Let’s get some things straight. Doomsday is an amazingly terrible movie. I cannot, for all my life, describe just how over-the-top every single aspect of this movie is. This movie is essentially all of the silliest elements from silly 80s movies like Escape from New York and Mad Max and The Evil Dead all swirled into one mind-numbing concoction. This movie is something of an attempt at an “Escape from Scotland,” as its premise is relatively simple, but interestingly put together.
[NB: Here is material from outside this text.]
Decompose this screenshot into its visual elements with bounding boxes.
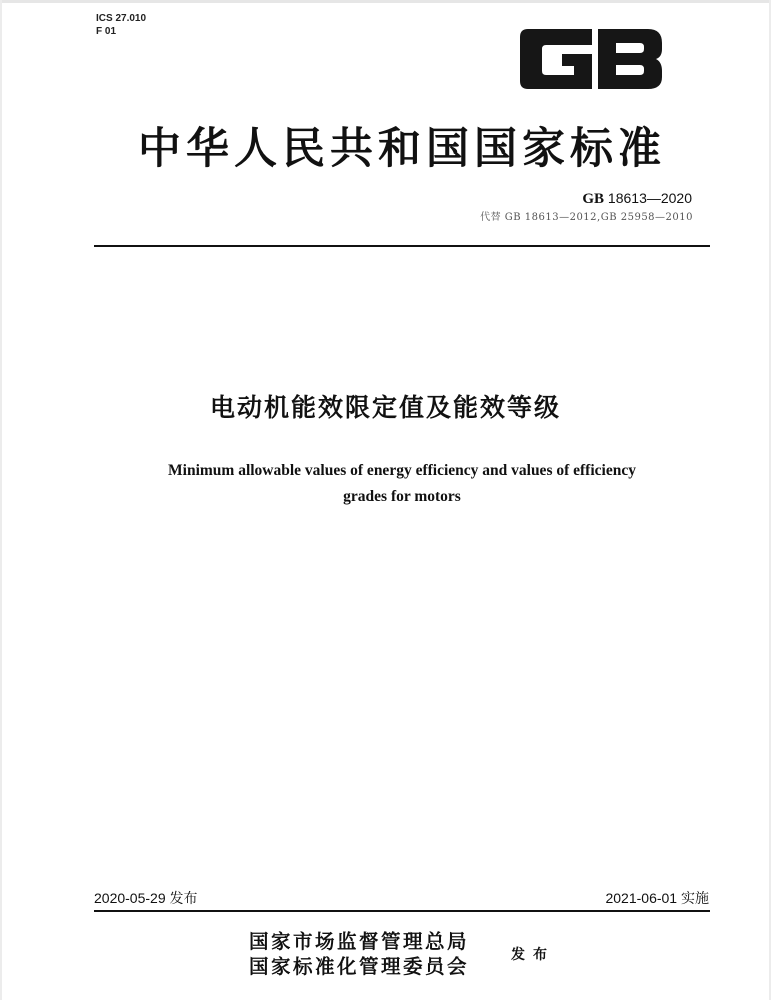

In the future, an unstoppable virus infects Scotland, killing people at an alarming rate. Thus, the British government builds a wall around Scotland in order to quarantine the population until the virus has run its course. Years later, when the virus shows up in London, a crack team of soldiers are sent into the quarantined zone to find a cure. What they find instead are cannibalistic punk rockers, medieval knights (somehow?), a Bentley, a car made of human skin, gladiator matches, a bunch of people who overact, Malcolm McDowell, and a lot of cows. Do any of these things have any relation to each other? No. The movie doesn’t even attempt to tie all these things together. Instead, our heroine, played by a bitter and stoic Rhona Mitra, is forced to episodically fight her way through all of these ridiculous things one by one.

None of this sound appealing? That’s a shame. Because every bit of this movie is so over-the-top it’s hilarious.

Take for instance the cannibal punks, led by some muscle-y dude named Saul. Saul has a girlfriend/macho hitwoman, a gimp he walks around with, an awesome mohawk, and the inability to speak without screaming.

He even entertains his legions via cheesy 80s music, strippers, and a bunch of fat dudes dancing in kilts. He then shouts about eating people and fighting and stuff, before cooking a guy. He also owns the skin car.

If you are thinking that nothing in this makes much sense, you’d be right. But in all its stupidity, the movie becomes far more entertaining than anything someone like Michael Bay could produce.

It’s also a pleasure to see veteran British actors Bob Hoskins and Malcolm McDowell ham it up in a piece of trash. McDowell, who’s made a career out of movies like this, is on personality overload as a scientist turned feudal king. Did I mention there are a plethora of decapitations? And an exploding bunny rabbit? So yeah. This movie sucks. But you should see it anyway.